Fenestration Improves Acellular Dermal Matrix Biointegration: An Investigation of Revascularization with Photoacoustic Microscopy

Background: Acellular dermal matrices have revolutionized alloplastic breast reconstruction. Furthering our knowledge of their biointegration will allow for improved design of these biomaterials. The ideal acellular dermal matrix for breast reconstruction would provide durable soft-tissue augmentation while undergoing rapid biointegration to promote physiologic elasticity and reduced infectious complications. The inclusion of fenestrations in their design is thought to promote the process of biointegration; however, the mechanisms underlying this theory have not been evaluated. Methods: Biointegration of standard and fenestrated acellular dermal matrices was assessed with serial photoacoustic microscopic imaging, in a murine dorsal skinfold window chamber model specifically designed to recapitulate the microenvironment of acellular dermal matrix-assisted alloplastic breast reconstruction.

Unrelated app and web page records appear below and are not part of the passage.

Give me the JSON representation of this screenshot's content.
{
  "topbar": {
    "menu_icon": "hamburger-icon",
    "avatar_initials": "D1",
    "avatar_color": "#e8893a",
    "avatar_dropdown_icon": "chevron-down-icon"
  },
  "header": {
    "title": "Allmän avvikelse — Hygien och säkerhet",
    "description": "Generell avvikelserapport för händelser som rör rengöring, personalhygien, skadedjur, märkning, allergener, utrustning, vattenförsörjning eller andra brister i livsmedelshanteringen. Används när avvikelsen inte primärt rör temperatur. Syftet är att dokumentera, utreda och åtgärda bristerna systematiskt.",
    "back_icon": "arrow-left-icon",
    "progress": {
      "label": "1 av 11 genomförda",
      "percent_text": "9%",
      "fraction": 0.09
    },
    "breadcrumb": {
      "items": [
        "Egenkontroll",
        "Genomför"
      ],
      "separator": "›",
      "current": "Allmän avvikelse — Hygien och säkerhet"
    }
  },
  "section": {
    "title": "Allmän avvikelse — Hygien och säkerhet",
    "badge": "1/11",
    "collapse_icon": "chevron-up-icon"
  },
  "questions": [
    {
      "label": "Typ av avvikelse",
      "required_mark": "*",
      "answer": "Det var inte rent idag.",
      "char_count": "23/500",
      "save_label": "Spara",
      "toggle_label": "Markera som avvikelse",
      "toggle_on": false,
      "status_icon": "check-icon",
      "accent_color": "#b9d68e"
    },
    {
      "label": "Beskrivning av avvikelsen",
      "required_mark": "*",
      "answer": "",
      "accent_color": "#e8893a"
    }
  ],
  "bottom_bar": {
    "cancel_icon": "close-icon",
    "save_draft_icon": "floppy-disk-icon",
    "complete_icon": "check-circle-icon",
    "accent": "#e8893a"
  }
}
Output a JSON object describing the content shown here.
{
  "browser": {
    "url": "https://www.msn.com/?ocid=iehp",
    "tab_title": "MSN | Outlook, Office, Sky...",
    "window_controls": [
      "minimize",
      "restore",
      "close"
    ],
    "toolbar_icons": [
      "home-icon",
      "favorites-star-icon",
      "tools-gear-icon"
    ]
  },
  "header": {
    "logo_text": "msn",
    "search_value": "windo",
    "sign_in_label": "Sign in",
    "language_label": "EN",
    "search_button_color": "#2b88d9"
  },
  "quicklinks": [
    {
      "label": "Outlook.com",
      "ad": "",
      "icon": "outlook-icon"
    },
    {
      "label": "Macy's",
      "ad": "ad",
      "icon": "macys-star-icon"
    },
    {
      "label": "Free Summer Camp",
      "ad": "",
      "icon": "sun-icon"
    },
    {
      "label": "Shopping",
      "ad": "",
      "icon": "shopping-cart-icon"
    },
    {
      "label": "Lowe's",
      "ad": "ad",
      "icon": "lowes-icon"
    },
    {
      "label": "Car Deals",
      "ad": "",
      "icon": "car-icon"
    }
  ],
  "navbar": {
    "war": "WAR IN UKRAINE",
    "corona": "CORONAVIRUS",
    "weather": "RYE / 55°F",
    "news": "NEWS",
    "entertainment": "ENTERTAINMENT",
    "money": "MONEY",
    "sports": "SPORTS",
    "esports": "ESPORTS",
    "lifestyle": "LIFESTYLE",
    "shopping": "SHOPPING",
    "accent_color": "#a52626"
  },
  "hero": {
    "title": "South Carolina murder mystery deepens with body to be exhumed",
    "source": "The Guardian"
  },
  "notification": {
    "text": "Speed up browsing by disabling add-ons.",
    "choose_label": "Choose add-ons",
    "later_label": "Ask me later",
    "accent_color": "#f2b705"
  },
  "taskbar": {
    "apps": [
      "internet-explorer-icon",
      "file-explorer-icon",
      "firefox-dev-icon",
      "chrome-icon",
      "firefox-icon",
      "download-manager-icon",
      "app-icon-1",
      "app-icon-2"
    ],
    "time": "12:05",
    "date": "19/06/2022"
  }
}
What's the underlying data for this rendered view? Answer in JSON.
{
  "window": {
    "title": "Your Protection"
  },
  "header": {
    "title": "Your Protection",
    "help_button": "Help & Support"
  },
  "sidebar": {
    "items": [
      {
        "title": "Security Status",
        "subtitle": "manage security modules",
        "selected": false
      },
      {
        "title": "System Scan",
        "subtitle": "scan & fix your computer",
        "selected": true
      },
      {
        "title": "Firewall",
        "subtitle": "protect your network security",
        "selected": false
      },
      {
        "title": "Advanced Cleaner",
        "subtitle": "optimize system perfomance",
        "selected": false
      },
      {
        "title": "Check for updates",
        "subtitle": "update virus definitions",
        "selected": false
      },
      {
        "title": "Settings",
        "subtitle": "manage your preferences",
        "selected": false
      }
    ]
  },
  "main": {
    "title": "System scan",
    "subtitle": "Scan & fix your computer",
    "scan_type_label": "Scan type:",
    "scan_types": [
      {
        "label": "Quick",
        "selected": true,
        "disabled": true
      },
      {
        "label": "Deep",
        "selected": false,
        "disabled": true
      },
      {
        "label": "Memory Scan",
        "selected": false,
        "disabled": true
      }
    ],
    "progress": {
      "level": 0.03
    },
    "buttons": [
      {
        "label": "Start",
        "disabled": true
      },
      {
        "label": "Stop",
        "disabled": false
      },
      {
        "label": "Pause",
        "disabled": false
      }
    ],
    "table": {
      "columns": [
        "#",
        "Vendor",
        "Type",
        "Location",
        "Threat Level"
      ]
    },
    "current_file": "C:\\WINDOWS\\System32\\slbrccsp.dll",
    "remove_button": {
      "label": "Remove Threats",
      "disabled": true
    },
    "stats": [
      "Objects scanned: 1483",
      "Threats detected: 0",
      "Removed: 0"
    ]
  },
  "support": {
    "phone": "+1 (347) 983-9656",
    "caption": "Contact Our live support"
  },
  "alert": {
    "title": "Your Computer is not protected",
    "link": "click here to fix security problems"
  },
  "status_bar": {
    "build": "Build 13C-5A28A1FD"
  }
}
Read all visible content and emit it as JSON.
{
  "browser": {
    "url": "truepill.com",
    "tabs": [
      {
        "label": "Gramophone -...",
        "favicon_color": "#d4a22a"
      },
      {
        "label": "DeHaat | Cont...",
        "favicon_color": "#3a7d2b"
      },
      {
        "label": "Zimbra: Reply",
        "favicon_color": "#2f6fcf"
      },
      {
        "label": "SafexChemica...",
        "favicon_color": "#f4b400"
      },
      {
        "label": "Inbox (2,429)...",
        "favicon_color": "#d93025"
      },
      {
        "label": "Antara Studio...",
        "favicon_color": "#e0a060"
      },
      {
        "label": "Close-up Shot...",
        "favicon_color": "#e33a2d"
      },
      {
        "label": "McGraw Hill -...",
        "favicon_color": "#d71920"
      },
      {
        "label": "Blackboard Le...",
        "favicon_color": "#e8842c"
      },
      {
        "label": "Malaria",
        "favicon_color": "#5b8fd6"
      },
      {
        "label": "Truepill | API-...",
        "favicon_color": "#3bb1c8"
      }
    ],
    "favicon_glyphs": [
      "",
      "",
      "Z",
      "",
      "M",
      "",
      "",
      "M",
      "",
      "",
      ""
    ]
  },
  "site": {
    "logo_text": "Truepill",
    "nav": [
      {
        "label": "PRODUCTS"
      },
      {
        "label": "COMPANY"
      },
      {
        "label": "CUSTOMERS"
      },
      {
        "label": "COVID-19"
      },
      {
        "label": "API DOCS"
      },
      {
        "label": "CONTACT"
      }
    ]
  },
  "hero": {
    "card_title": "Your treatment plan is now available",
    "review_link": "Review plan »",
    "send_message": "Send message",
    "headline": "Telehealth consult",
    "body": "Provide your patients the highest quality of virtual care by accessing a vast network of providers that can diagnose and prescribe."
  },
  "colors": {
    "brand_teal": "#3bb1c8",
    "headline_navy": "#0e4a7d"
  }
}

Photoacoustic microscopy allows for a serial, real-time, noninvasive assessment of hemoglobin content and oxygen saturation in living tissues, generating high-resolution, three-dimensional maps of the nascent microvasculature within acellular dermal matrices. Confirmatory histologic and immunohistochemical assessments were performed at the terminal time point. Results: Fenestrated acellular dermal matrices demonstrated increased fibroblast and macrophage lineage host cell infiltration, greater mean percentage surface area vascular penetration (21 percent versus 11 percent; p = 0.08), and greater mean oxygen saturation (13.5 percent versus 6.9 percent; p < 0.05) than nonfenestrated matrices by 2 weeks after implantation. By 21 days, host cells had progressed nearly 1 mm within the acellular dermal matrix fenestrations, resulting in significantly more vascularity across the top of the fenestrated matrix (3.8 vessels per high-power field versus 0.07 vessels per high-power field; p < 0.05). Conclusions: Inclusion of fenestrations in acellular dermal matrices improves the recellularization and revascularization that are crucial to biointegration of these materials. Future studies will investigate the optimal distance between fenestrations.